Blast Radius

Counselling focused on recognising what went well with the dinner with my husband and what might have gone better.

It’s important to recognise where I managed to get things right: saying that I will share more with my husband when he is ready to ask about it was a good statement of boundaries. I felt immediately better and don’t have the desire to volunteer information that might be difficult for either of us.

Richard (my counsellor) asked a couple of insightful questions. The first was about balance: would I have changed it if not been through so much?

What did he mean by that?

Years ago, I’d been a naïve young thing, feeling, emotional, but unable to control my feelings. In short, I was unfiltered – but it wasn’t a problem that affected my life in any appreciable way.

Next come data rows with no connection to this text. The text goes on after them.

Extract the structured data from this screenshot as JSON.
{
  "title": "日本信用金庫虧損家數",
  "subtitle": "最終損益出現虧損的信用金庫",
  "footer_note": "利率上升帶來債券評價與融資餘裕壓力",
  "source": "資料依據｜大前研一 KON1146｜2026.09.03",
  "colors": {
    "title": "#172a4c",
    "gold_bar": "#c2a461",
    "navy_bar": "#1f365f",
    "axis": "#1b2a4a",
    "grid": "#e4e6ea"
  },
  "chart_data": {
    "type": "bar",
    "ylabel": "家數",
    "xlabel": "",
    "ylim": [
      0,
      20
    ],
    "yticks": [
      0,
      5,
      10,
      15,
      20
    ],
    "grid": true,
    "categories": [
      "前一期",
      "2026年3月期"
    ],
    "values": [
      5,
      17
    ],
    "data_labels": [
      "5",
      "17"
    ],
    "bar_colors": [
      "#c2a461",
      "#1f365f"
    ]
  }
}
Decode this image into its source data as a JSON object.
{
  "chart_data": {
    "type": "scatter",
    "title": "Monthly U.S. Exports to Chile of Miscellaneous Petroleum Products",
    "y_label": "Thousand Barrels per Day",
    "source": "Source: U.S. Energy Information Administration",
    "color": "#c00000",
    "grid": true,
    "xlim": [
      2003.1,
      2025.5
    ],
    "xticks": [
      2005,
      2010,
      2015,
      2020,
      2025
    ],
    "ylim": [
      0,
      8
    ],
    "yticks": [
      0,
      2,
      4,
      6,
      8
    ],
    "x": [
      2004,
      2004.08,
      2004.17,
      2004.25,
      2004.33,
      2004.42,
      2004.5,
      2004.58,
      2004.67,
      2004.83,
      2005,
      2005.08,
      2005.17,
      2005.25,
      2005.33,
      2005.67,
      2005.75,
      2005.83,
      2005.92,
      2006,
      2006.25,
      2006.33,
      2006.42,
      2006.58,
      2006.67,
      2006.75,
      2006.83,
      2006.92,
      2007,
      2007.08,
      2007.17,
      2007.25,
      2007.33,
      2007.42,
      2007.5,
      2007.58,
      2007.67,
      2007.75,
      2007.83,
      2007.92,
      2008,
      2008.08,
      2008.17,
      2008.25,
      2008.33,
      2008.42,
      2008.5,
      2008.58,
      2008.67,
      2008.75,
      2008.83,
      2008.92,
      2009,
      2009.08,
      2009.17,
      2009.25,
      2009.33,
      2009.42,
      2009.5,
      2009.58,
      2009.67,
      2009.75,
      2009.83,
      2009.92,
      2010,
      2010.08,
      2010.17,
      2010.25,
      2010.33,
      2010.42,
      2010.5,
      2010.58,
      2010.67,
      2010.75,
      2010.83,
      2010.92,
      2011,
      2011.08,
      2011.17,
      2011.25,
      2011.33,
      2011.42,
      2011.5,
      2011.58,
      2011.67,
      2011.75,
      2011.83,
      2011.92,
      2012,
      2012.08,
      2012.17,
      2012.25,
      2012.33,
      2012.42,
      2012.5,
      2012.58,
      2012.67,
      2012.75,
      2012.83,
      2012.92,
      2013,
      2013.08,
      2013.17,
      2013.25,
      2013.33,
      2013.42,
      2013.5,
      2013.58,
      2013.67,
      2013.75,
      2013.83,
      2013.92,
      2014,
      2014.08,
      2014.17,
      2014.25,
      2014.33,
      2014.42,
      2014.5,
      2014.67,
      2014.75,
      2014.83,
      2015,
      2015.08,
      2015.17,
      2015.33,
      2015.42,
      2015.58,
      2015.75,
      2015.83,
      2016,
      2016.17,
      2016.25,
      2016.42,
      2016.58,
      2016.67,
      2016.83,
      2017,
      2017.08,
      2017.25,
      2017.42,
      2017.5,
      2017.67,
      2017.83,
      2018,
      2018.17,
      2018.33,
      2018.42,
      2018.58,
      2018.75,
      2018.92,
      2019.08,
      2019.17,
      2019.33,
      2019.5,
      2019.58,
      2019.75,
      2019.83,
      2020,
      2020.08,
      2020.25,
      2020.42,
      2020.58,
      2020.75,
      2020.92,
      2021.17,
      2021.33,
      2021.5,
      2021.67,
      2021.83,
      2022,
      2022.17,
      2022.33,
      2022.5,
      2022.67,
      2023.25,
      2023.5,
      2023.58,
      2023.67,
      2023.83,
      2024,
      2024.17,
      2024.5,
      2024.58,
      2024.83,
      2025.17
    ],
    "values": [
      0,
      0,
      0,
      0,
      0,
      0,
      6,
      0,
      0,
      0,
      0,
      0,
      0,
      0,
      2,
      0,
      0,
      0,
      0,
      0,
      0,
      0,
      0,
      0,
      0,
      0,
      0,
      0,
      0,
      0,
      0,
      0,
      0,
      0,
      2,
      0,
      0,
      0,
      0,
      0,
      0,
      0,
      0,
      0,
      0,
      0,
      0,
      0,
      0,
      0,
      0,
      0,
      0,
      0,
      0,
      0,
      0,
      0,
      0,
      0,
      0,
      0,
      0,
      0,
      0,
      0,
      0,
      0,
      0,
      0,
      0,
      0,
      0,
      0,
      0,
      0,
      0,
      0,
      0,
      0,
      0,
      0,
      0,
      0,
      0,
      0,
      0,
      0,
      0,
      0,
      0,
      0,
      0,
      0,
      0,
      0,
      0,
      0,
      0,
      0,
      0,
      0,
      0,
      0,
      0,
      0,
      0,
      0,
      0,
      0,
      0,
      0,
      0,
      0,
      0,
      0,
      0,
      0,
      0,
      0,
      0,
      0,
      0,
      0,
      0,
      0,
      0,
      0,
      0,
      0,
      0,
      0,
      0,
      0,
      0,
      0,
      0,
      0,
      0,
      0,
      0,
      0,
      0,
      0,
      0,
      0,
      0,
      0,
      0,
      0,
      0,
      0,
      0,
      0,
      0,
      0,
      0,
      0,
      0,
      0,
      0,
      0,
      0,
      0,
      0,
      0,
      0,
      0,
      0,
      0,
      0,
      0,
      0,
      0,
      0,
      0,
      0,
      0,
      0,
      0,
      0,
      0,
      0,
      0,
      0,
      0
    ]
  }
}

I had no concept of mental illness, and my world was populated by black and white concepts.

My husband grew up in a complicated world that stole his innocence before he was even old enough to know what the word meant. As a result, he suffered from mental illness, and all the rejection and difficulties that accompany that. I was often the only person with whom he could share his feelings, which were often volatile, uncontrolled, and sometimes damned-right abusive towards the people who were in his life.

I was the closest person – well within the blast radius of the fallout from his trauma. I feel that I might learn to live with the lingering emotional radiation, but I will never really be cured. I now carry my own emotional burns and am deeply changed by them.

I miss the old unfiltered, naïve, innocent me.

I didn’t grow, I was contorted.

Richard suggested that when my husband next goes into his place of looping through old issues in our relationship, that I ask him what outcome he would like from the conversation. I know my husband will say “that’s very controlling” or “that’s a very unemotional way of putting it”, but returning to what Richard said last time “so what?”

Challenging my husband is scary. Refusing to engage is scary. There was always the risk of payback in the form of anger – or a serious meltdown from him.

He stresses that I need to protect my own mental and physical health. I have been through enough of his second-hand trauma and my own first-hand trauma. I am not as physically robust as I used to be. I have been battered like a ship in a storm lasting a quarter of a century without a port.

My friend Patricius says that its “SEP” (somebody else’s problem): I need and must stay out of the way so that those whose job it is to look after him must do just that.